What Would Steve Jobs Do?: A book review by Bob Morris

What Would Steve Jobs Do? How the Steve Jobs Way Can Inspire Anyone to Think Differently and Win
Peter Sander
McGraw-Hill (2012)

If you have “insanely great” talents, you don’t need this book.  Otherwise….

I recently read this book and What Would Drucker Do Now?, written by Rick Wartzman and also published by McGraw-Hill. Initially, I suspected that both were (or will become) part of a “What Would X Do?” series that might also include Sun Tzu, Socrates, Machiavelli, and Von Clauswitz or, within the domain of business, Henry Ford, Albert Sloan, one or both of the Thomas Watsons, and Walt Disney. It turns out, these two “What Would” books share little in common, except for the quality of their content and of their authors’ presentation of it.
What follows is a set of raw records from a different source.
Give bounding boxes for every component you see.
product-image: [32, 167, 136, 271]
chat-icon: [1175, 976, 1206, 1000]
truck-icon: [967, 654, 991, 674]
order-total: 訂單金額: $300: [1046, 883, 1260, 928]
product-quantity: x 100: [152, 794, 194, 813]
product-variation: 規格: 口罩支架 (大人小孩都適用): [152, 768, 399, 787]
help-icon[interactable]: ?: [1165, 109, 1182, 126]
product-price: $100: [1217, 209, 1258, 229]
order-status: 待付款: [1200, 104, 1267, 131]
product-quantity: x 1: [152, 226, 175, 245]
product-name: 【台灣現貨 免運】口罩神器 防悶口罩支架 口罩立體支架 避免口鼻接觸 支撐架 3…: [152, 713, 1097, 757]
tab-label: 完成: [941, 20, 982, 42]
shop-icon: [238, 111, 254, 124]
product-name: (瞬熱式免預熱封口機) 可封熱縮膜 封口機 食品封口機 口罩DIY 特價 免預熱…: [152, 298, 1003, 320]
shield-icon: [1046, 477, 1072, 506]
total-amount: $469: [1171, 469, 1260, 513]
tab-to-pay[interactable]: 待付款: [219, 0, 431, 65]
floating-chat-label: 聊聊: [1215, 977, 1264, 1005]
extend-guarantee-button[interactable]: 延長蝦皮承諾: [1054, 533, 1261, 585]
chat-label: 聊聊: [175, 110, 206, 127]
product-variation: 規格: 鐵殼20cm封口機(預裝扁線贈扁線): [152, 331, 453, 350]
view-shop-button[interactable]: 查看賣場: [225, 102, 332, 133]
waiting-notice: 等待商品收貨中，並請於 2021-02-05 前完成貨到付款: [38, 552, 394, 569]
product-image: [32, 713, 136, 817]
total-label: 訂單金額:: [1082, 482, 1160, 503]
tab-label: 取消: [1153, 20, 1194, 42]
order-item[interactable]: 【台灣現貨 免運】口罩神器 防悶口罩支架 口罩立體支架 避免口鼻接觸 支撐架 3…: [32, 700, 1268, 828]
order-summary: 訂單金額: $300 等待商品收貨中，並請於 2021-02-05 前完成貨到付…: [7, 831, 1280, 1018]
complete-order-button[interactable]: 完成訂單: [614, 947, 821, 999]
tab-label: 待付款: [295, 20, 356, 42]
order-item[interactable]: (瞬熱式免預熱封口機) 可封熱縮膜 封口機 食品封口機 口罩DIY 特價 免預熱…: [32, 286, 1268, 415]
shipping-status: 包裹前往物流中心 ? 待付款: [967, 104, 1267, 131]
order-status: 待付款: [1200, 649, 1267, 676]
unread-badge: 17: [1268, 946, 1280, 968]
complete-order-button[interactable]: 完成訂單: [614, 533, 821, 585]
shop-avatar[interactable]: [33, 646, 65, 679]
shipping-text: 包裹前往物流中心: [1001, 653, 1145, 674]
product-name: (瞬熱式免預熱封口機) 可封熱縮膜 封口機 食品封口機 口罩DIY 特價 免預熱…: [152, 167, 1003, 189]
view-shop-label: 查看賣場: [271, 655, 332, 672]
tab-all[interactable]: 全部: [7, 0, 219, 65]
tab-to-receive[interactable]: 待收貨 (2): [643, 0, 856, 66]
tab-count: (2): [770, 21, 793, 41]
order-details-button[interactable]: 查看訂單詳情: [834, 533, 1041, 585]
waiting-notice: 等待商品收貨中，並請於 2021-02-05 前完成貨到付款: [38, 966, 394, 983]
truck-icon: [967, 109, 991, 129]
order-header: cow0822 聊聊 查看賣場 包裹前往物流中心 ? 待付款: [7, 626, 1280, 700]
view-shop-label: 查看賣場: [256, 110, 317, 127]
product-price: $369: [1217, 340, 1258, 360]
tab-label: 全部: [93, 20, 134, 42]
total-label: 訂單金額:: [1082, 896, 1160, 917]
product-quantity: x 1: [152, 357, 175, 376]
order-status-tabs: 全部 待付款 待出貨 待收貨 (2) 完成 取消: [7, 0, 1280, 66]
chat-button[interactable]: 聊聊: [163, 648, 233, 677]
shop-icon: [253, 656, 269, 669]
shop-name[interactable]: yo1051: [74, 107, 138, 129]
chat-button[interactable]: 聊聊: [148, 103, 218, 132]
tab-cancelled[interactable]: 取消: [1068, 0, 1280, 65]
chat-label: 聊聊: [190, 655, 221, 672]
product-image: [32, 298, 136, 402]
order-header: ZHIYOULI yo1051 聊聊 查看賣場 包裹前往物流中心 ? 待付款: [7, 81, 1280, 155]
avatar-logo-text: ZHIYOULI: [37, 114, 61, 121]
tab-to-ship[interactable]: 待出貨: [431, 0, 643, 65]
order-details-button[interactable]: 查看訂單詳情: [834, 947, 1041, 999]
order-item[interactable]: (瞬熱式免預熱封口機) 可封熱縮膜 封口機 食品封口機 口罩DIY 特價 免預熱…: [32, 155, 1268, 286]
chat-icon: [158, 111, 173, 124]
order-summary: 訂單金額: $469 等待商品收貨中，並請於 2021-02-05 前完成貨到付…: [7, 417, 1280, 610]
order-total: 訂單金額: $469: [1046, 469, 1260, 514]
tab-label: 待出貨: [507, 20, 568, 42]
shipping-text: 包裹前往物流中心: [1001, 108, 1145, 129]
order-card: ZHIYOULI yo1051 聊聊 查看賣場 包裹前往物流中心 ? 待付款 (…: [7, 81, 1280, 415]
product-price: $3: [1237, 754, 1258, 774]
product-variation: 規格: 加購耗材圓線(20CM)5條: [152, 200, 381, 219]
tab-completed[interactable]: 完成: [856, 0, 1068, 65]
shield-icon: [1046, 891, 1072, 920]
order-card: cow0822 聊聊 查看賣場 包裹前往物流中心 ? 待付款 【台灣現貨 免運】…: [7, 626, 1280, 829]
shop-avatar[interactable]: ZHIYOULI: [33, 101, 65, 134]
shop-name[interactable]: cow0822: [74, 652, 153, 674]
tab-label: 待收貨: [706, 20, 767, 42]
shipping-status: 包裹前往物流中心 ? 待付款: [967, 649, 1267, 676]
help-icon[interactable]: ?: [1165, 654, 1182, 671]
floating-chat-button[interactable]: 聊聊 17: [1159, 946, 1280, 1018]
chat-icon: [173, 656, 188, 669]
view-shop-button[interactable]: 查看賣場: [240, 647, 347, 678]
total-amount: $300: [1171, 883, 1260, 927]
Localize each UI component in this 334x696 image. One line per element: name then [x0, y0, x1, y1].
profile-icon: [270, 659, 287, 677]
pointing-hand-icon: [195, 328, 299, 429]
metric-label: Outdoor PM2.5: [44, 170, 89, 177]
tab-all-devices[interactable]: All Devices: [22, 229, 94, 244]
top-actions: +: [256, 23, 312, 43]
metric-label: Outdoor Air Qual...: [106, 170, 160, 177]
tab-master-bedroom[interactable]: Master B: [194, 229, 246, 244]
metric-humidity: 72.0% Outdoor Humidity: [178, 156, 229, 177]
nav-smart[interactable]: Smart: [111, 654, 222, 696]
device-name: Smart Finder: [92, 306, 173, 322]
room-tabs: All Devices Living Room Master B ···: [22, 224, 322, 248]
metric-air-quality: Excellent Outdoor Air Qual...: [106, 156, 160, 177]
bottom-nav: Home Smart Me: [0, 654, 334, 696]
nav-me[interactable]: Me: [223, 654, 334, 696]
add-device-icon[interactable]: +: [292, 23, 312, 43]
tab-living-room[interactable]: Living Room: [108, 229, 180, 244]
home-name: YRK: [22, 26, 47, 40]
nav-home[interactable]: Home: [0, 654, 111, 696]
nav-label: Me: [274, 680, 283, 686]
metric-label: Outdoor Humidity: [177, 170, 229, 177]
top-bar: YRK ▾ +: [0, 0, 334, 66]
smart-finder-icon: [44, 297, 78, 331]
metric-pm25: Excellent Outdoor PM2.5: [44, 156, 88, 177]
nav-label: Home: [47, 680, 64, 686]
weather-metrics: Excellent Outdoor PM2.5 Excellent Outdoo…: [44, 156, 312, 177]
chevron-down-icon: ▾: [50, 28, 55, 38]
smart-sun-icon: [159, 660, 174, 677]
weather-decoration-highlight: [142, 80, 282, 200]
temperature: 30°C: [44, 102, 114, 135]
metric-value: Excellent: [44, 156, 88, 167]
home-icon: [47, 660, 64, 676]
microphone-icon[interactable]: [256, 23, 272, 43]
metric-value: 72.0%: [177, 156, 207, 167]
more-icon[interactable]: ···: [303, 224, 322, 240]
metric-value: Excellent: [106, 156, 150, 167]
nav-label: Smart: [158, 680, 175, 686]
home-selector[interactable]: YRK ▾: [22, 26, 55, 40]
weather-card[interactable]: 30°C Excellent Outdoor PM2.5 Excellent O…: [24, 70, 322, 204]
Peter Sander devotes the first two chapters of his book to essential background information about Steve Jobs and Apple, then explores the meaning and significance of the book’s title in several different ways. Here are two. First, what he characterizes as “The Steve Jobs Leadership Model” in Chapter 3, one that consists of six “steps” or elements. He also includes a suggestion by Jean-Louis Gassée, former Apple VP: “Democracies don’t make great products – you need a competent tyrant.” Jobs was certainly both and that is hardly a head-snapping revelation. The historical details of the model have been known for decades. The same competent tyrant who visited Xerox PARC with Steve Wozniak in 1979 also introduced a series of “insanely great” Apple products 25-30 years later. For better or worse, Jobs really was literally “one of a kind.”

Hence the importance of Sander’s second approach: A series of “What Would Steve Jobs Do?” sections at the conclusion of Chapters 4-9 in which he suggests lessons to be learned from Jobs in six subject areas: Customer (Page 103), Vision (124-125), Culture (153-154), Product (171-172), Message (190-191), and Brand (205-206). Almost anyone who reads this book can follow the advice provided (e.g. “Think about customer pain and what causes it”) but few – if any – can make it happen in ways and to the extent Steve Jobs could…and did. Most of the admonitions will serve as reminders rather than as revelations. Fair enough.

For those who wish to know more about Steve Jobs, there is no shortage of other sources, notably Walter Isaacson’s biography. I also highly recommend Adam Lashinsky’s Inside Apple and Leander Kahney’s Inside Steve’s Brain.